Archives des commentaires poétiques de Mohamed Salah Ben Amor :1- Les poèmes de Jocelyne Mouriesse :1-16 :Anba fey

Jocelyne Mouriesse

Mes pas suivent les tiens

Entre les feuilles mortes

L’œil

Attentif aux racines houleuses

Aux troncs écartelés

Aux mues des gommiers métissés

 

Mes pas suivent les tiens

Entre les feuilles mortes

L’oreille

Sensible aux frissons de la branche déchue

Aux notes brisées de la tourterelle

Oraisons du vent

 

Je garde en mire tous les écarts

Enjambe un doute et sa morsure

Epépine les acacias

Aux coins reclus de la mémoire

La taille, l’épaule, l’allure

Cette main qui se balance au rythme qui n’est que tien

 

J’emporte l’osmose des glycérias

J’en porte les égratignures

Je t’essuie à la sueur le mon front

 

 

De prime abord, ce nouveau poème nous paraît dès le titre s’inscrire dans la même orientation hermétique que les poèmes précédents de l’auteure, vu que ce titre est composé d’un mot polysémique « amba » qui n’a pas moins de sept sens 🙁amba, type de montagne aux pentes très raides et au sommet plat qui se trouve en Éthiopie./ Amba, un des noms de la Mère divine dans l’hindouisme ./Amba est une princesse fille du roi de Kāśī dans le Mahabharata, une épopée indienne antique./les Amba, un peuple d’Ouganda et de la République démocratique du Congo ./l’amba, la langue bantoue parlée par ce peuple ./l’amba, une langue océanienne parlée aux îles Salomon /.l’amba, une sauce à base de mangue, utilisée au Moyen-Orient )et du mot anglais « fey » qui signifie « bizarre ». Mais dès que nous franchissons ce titre évasif qui semble avoir été conçu intentionnellement pour nous égarer, nous nous trouvons, par contre, devant un discours narratif  aisément compréhensible, malgré la masse élevée des faisceaux connotatifs dont il est chargé .Et cela se constate au niveau thématique où le sujet abordé est un sous-thème amoureux ( l’amour unilatéral) et plus précisément une relation entre une femme ( ici la locutrice ou, si nous le voulons, la narratrice-personnage ) et un bien-aimé totalement indifférent qui ne daigne même pas se retourner vers elle, bien qu’elle s’adresse à lui du début jusqu’à la fin, non seulement en  tant que compagnon de route mais comme un véritable guide ( Mes pas suivent les tiens : 2 fois).

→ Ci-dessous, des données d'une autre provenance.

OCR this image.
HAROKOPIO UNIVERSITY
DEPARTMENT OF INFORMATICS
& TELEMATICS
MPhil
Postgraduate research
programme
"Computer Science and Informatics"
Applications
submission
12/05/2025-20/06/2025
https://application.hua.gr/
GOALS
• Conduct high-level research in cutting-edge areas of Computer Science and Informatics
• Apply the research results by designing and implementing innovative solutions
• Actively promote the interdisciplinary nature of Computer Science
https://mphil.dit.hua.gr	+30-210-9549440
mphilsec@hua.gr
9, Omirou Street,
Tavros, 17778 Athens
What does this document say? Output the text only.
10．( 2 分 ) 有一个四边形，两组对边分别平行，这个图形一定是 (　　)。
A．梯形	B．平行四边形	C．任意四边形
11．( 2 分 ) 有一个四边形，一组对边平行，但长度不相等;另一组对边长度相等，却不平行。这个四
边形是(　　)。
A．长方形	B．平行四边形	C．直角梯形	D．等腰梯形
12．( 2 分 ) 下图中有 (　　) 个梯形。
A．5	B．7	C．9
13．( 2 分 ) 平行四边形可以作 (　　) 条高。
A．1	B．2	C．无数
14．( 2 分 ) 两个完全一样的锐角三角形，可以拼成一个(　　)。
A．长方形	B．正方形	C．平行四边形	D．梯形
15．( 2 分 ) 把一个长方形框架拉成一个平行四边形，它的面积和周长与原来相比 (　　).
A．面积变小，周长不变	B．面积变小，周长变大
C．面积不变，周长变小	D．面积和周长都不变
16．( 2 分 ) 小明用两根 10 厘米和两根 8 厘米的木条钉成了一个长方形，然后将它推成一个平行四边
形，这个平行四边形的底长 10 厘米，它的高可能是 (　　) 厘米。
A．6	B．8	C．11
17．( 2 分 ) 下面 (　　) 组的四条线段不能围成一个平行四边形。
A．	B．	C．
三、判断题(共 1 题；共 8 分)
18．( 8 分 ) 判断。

De ce fait, le contenu de ce  discours  a été articulé autour de deux pivots sémantiques principaux : un ton plaintif couvrant la presque totalité du texte (18 vers sur 22 ) où la locutrice énumère massivement les souffrances dont elle a été victime et qui lui ont été infligées probablement par son partenaire  et un ton sentimental mis en avant bien qu’il ait été  réduit quantitativement (il est présent seulement dans 4 vers). Et cette mise en avant  a été réalisée sur deux plans :le premier est celui de l’action qui est ici une action commune  (la marche) et au cours de laquelle le bien-aimé devance la locutrice et elle se contente de lui emboîter le pas  et le second est le plan mental  où ce personnage paraît résolu et en bonne maîtrise de soi (La taille, l’épaule, l’allure/Cette main qui se balance au rythme qui n’est que tien), tout en notant dans ces deux vers l’attrait physique qu’il exerce sur elle.

Cette histoire incarne donc l’authenticité de la femme amoureuse qui, bien que martyrisée par son bien-aimé, ne s’empêche pas de se vouer à lui corps et âme et n’hésite pas à supporter  son indifférence et sa maltraitance.

Néanmoins, ce qui retient tout particulièrement notre attention dans ce nouveau poème est le haut degré de communicabilité dans le discours énoncé .Est-ce dû à une évolution dans le style de cette poète  sachant que les poèmes que nous lui avons lus  précédemment ont été écrits entre 2009 et 2012 ? Attendons ses prochains poèmes pour trancher sur cette question.